Tal further explains that he doesn’t make things for a living; he lives for a living. And how does one truly “live”, in the eyes of Guy Tal? By fully immersing oneself into whatever stimulus the Earth conjures up, allowing your senses to be sparked, and capturing nuggets of beauty – in both words and images – along the way. Tal’s writing style evokes all of that; just a small paragraph about an autumn morning ritual from his website leads us into a snapshot of his world -where every sense is able to find something to linger on.

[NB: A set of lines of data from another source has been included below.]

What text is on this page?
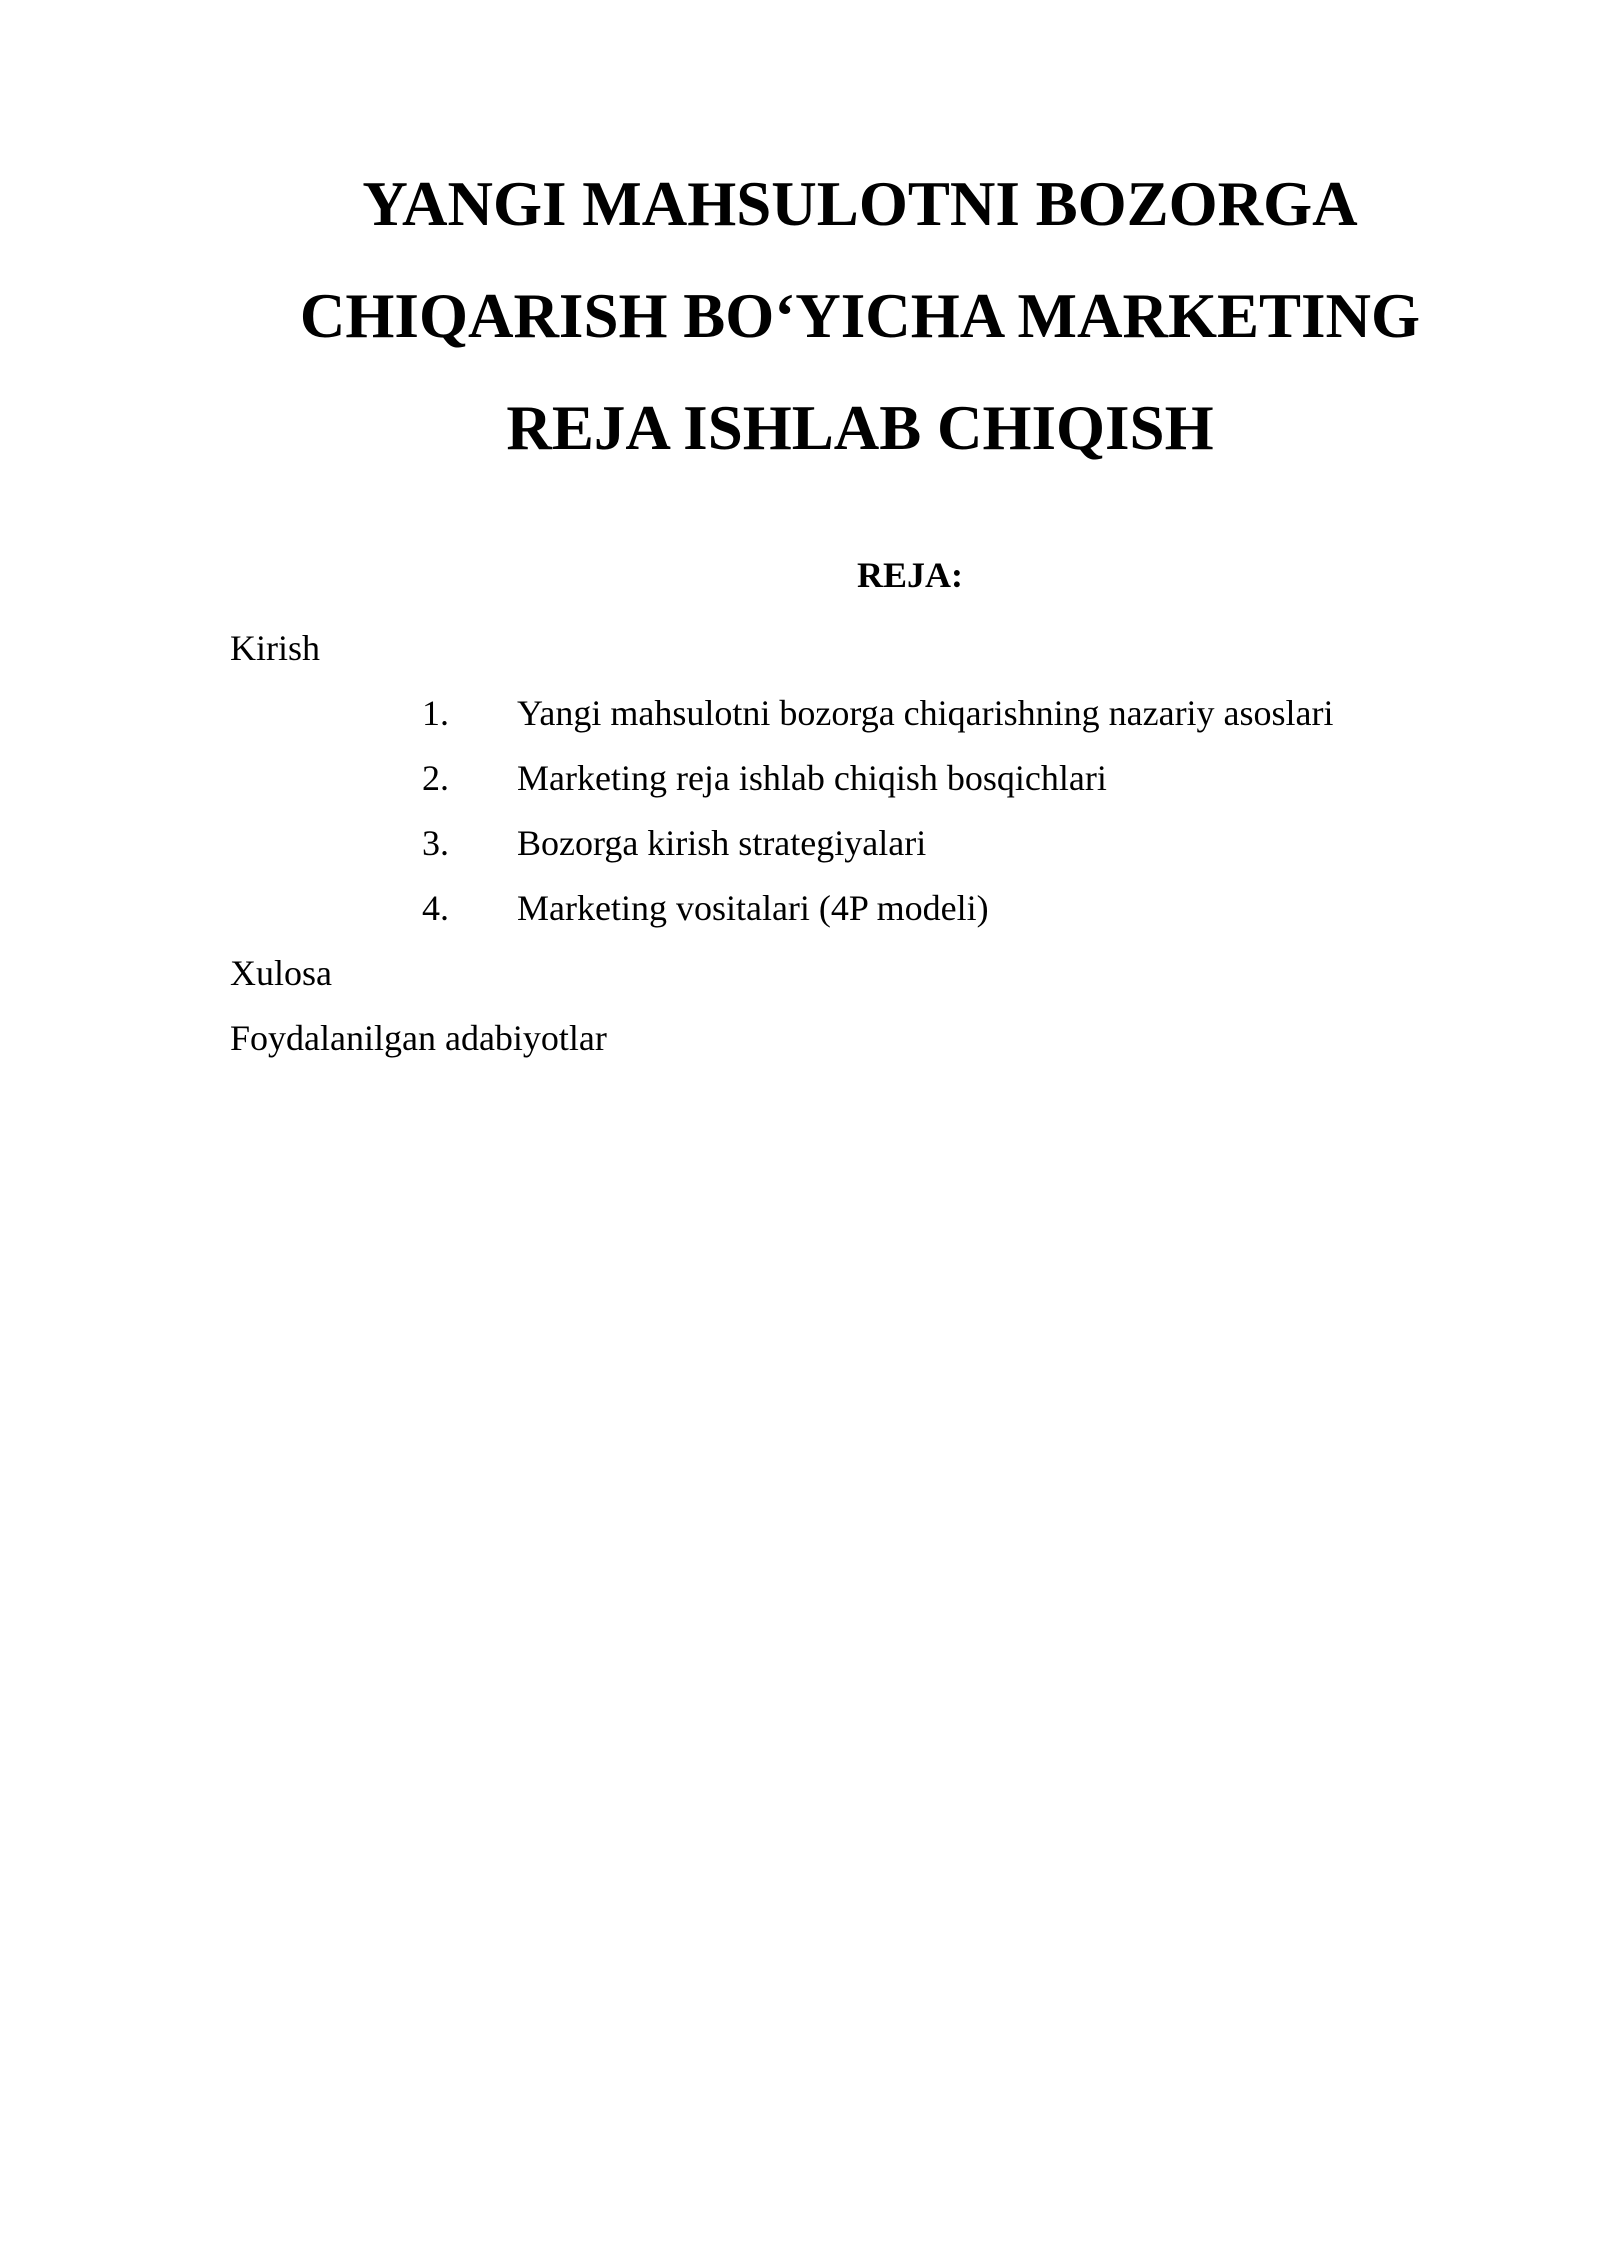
YANGI MAHSULOTNI BOZORGA
CHIQARISH BO‘YICHA MARKETING
REJA ISHLAB CHIQISH
REJA:
Kirish
1. Yangi mahsulotni bozorga chiqarishning nazariy asoslari
2. Marketing reja ishlab chiqish bosqichlari
3. Bozorga kirish strategiyalari
4. Marketing vositalari (4P modeli)
Xulosa
Foydalanilgan adabiyotlar
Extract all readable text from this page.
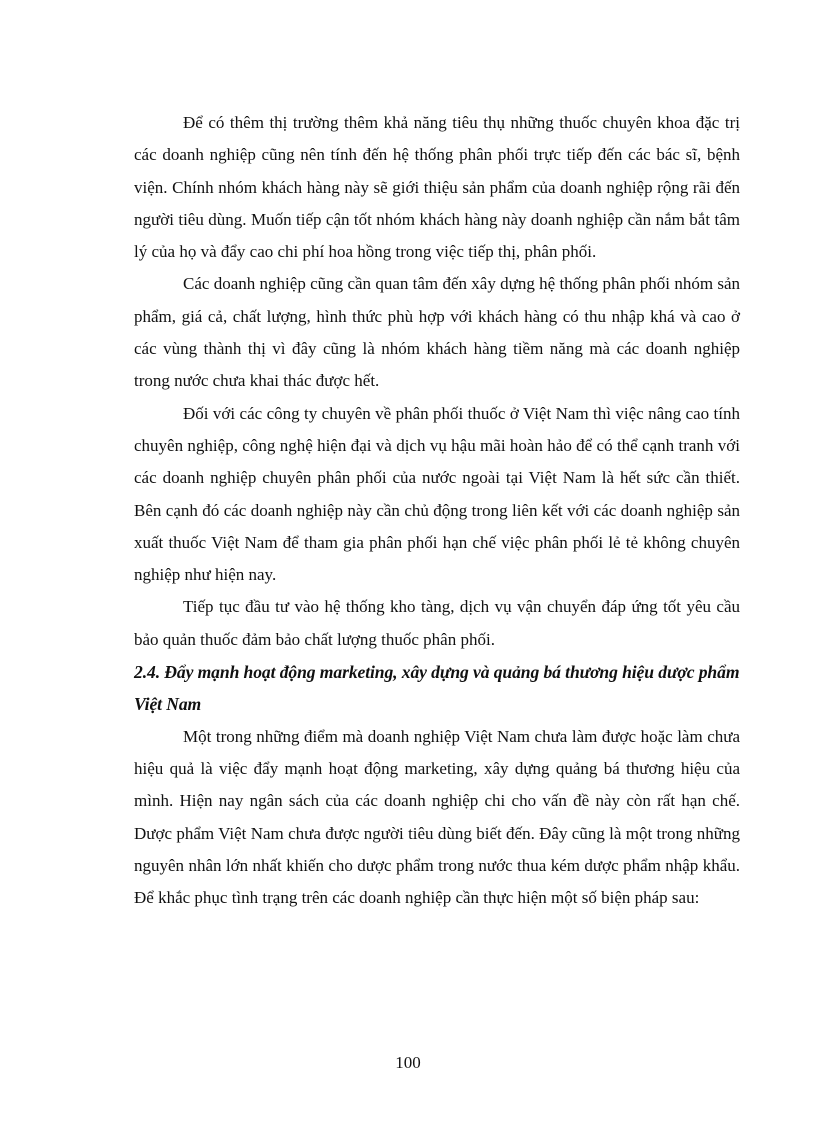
Để có thêm thị trường thêm khả năng tiêu thụ những thuốc chuyên khoa đặc trị các doanh nghiệp cũng nên tính đến hệ thống phân phối trực tiếp đến các bác sĩ, bệnh viện. Chính nhóm khách hàng này sẽ giới thiệu sản phẩm của doanh nghiệp rộng rãi đến người tiêu dùng. Muốn tiếp cận tốt nhóm khách hàng này doanh nghiệp cần nắm bắt tâm lý của họ và đẩy cao chi phí hoa hồng trong việc tiếp thị, phân phối.

Các doanh nghiệp cũng cần quan tâm đến xây dựng hệ thống phân phối nhóm sản phẩm, giá cả, chất lượng, hình thức phù hợp với khách hàng có thu nhập khá và cao ở các vùng thành thị vì đây cũng là nhóm khách hàng tiềm năng mà các doanh nghiệp trong nước chưa khai thác được hết.

Đối với các công ty chuyên về phân phối thuốc ở Việt Nam thì việc nâng cao tính chuyên nghiệp, công nghệ hiện đại và dịch vụ hậu mãi hoàn hảo để có thể cạnh tranh với các doanh nghiệp chuyên phân phối của nước ngoài tại Việt Nam là hết sức cần thiết. Bên cạnh đó các doanh nghiệp này cần chủ động trong liên kết với các doanh nghiệp sản xuất thuốc Việt Nam để tham gia phân phối hạn chế việc phân phối lẻ tẻ không chuyên nghiệp như hiện nay.

Tiếp tục đầu tư vào hệ thống kho tàng, dịch vụ vận chuyển đáp ứng tốt yêu cầu bảo quản thuốc đảm bảo chất lượng thuốc phân phối.

2.4. Đẩy mạnh hoạt động marketing, xây dựng và quảng bá thương hiệu dược phẩm Việt Nam

Một trong những điểm mà doanh nghiệp Việt Nam chưa làm được hoặc làm chưa hiệu quả là việc đẩy mạnh hoạt động marketing, xây dựng quảng bá thương hiệu của mình. Hiện nay ngân sách của các doanh nghiệp chi cho vấn đề này còn rất hạn chế. Dược phẩm Việt Nam chưa được người tiêu dùng biết đến. Đây cũng là một trong những nguyên nhân lớn nhất khiến cho dược phẩm trong nước thua kém dược phẩm nhập khẩu. Để khắc phục tình trạng trên các doanh nghiệp cần thực hiện một số biện pháp sau:

100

It’s raining this morning. As the sun slowly rises I can see the bright yellow aspen groves on the flanks of Thousand Lake Mountain from my window. Soon the first light of the day will touch the crest of the red cliffs, then slowly make its way down in a beautiful display that had by now become a part of my morning ritual, along with the fresh brewed coffee and the hushed sounds of a small town slowly awakening. Tourist season is almost over and it’s quiet again. I’ve been up since 5am and so far only saw one vehicle on the road. This time of year there is more to it, though. Autumn always has that intangible feeling of quiet drama. The dark skies as the last of the monsoon storms pass through, the colorful trees, the slight chill in the air and the palpable feeling of winter’s impending arrival always put me in a contemplative mood. This is the time of year I look back upon, and forward to, in other seasons.
Much more than a simple photography website –and featuring landscapes besides the desert – Tal’s online portal also leads to his blog and journal, as well as to books he’s written, and workshops he’s currently teaching. Just like his photography, Tal’s site entrances us with aesthetics but convinces us to stick around for the stories and experiences behind them.